Waiver Efficiencies:

The committee’s charge was to look for strategies to lower costs, improve quality, and increase services with regards to the Medicaid Home and Community Services waivers.  Their recommendations include improving the assessment tools to help guide individuals into the appropriate services and supports, address conflicts of interest when the entity authorizing services is the one providing them, make sure families help pay for services when they can afford them, better coordination of acute and long term services and supports, implementing behavior intervention teams, and develop lower cost community options.


State Supported Living Centers (SSLCs):

The committee’s charge was to monitor the implementation of the U.S. Department of Justice settlement agreement and to address SSLC concerns.  Their recommendation largely seems to deal with reporting.  For example, they recommend a comprehensive plan of action on what it would take to reach compliance with the agreement, report it annually to the Legislature, and report quarterly to the Legislature on targeted improvement areas.  In addition, they recommend implementing pilot programs and best practices on a small scale and then looking at expanding statewide.  Finally, they recommend that DADS identify which of the areas in the DOJ agreement are most critical and direct time and resources to those.
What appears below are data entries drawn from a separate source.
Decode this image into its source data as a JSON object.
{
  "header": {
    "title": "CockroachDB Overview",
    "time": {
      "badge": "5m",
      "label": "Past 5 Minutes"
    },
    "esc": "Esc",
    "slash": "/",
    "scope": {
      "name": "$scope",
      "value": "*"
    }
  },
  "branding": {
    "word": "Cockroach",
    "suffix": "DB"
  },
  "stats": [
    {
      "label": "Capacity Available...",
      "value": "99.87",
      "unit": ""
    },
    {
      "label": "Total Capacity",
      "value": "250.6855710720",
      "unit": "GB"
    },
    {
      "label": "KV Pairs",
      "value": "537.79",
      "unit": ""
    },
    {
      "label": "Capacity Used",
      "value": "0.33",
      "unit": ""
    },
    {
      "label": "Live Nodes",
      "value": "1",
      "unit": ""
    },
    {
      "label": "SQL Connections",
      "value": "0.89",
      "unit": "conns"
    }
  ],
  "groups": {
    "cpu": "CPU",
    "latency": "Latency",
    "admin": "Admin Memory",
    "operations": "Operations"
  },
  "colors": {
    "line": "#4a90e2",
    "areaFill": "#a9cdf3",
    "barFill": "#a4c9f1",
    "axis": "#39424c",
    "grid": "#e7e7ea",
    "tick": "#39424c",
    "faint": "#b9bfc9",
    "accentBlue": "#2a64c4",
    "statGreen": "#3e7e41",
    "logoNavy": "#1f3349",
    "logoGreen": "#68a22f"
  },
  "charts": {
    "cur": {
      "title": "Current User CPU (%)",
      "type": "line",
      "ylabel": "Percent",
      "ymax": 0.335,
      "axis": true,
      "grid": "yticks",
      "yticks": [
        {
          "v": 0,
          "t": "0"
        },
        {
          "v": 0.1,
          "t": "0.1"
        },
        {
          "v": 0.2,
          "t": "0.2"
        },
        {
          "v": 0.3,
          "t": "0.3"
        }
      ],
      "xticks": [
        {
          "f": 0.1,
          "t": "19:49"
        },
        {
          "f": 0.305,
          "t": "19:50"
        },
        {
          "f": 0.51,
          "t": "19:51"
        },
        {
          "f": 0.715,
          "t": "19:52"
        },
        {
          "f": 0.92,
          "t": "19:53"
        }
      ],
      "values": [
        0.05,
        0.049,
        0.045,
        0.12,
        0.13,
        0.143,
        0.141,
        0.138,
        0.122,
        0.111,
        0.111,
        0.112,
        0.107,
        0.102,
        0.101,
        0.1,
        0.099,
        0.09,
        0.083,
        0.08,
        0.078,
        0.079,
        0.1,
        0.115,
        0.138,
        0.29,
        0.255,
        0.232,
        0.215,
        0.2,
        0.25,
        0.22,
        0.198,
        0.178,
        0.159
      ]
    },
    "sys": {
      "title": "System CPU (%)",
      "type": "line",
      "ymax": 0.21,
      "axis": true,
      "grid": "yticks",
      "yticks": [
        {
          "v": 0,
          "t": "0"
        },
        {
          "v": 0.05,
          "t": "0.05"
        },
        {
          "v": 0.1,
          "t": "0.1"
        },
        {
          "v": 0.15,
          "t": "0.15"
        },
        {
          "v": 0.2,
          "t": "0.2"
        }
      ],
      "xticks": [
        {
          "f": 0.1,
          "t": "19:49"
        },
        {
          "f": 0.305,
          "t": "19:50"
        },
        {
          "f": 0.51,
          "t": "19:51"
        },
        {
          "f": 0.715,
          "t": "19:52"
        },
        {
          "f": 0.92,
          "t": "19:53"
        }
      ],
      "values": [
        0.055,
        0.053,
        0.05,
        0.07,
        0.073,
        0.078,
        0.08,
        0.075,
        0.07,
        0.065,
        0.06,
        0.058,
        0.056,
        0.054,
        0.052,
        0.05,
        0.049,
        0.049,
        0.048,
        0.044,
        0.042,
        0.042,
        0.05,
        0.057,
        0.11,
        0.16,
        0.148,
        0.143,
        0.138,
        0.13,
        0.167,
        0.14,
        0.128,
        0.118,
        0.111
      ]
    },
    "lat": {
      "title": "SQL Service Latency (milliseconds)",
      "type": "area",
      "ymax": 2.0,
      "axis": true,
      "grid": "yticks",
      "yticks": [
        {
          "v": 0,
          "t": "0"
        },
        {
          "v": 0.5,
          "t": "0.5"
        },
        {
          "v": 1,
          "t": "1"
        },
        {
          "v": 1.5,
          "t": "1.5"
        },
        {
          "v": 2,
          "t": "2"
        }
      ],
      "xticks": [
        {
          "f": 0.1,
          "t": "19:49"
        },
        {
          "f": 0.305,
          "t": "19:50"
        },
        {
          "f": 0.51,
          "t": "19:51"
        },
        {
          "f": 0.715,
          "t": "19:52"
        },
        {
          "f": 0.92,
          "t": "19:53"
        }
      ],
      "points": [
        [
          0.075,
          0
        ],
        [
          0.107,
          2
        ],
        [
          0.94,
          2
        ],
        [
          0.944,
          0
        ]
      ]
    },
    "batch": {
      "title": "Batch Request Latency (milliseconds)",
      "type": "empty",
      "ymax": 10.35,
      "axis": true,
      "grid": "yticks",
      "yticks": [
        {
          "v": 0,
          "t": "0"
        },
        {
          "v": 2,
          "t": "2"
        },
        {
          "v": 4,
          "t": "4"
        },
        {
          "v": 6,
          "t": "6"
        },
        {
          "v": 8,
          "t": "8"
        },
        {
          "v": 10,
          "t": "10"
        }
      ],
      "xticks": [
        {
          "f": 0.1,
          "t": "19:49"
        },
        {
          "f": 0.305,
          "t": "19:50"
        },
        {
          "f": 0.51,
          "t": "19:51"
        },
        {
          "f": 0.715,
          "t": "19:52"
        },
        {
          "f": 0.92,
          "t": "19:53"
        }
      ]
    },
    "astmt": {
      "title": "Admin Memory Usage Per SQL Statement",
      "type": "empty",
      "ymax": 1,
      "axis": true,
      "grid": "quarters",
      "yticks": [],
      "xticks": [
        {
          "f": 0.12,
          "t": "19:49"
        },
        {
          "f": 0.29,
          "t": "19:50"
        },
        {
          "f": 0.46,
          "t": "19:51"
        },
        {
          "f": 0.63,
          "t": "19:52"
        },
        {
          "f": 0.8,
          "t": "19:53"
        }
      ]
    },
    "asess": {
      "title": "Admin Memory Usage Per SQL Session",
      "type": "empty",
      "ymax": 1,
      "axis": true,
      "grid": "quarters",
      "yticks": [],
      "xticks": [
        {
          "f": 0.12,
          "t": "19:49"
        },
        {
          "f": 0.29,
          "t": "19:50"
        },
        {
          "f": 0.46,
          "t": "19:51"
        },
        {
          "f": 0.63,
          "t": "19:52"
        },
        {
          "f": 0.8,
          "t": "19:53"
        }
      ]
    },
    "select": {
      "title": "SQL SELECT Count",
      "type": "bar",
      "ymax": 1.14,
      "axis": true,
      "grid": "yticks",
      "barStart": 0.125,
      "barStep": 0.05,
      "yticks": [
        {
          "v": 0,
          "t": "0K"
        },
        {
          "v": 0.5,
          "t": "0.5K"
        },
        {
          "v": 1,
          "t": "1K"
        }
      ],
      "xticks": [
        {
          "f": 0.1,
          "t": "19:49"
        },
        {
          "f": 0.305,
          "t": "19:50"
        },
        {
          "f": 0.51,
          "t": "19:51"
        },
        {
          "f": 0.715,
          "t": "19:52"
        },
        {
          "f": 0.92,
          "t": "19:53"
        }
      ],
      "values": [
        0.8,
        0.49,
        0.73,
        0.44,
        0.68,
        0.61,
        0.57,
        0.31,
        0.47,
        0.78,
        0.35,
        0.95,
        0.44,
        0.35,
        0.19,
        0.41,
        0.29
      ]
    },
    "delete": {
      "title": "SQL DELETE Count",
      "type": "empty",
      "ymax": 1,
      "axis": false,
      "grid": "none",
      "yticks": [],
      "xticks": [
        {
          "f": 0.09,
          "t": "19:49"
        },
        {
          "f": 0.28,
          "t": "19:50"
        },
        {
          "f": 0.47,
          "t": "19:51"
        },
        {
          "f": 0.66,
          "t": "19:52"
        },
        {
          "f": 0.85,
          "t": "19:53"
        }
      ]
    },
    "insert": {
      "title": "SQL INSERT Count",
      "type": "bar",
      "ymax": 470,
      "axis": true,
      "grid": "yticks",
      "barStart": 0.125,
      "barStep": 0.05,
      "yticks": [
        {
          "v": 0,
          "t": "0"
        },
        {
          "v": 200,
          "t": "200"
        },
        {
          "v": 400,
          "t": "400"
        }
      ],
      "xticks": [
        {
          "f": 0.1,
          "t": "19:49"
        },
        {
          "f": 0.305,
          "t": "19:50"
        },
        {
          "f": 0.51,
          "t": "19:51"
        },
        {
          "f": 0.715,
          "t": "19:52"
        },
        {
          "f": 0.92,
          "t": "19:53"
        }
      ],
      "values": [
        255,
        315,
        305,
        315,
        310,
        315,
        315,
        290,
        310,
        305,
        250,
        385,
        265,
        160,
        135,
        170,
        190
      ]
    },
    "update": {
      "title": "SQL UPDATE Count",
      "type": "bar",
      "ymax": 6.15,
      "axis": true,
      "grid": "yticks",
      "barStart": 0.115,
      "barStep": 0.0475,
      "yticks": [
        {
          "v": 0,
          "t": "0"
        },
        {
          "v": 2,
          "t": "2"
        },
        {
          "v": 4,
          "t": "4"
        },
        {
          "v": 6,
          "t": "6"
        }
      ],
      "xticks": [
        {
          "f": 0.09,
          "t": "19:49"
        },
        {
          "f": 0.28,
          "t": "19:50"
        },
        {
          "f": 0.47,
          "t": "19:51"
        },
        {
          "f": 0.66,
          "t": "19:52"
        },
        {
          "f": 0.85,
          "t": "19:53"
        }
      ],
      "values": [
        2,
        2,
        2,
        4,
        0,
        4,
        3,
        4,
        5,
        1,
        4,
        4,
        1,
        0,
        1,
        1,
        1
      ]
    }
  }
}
I feel that there is a lack of vision in these recommendations.  There was so much opportunity for change and most of the recommendations seem to involve naively adding layers of red tape (for example, if we require providers to report on being efficient then this will motivate them to be more so), paying less to providers, implementing more reporting requirements for everyone, having families pay more, and shifting everything over to managed care.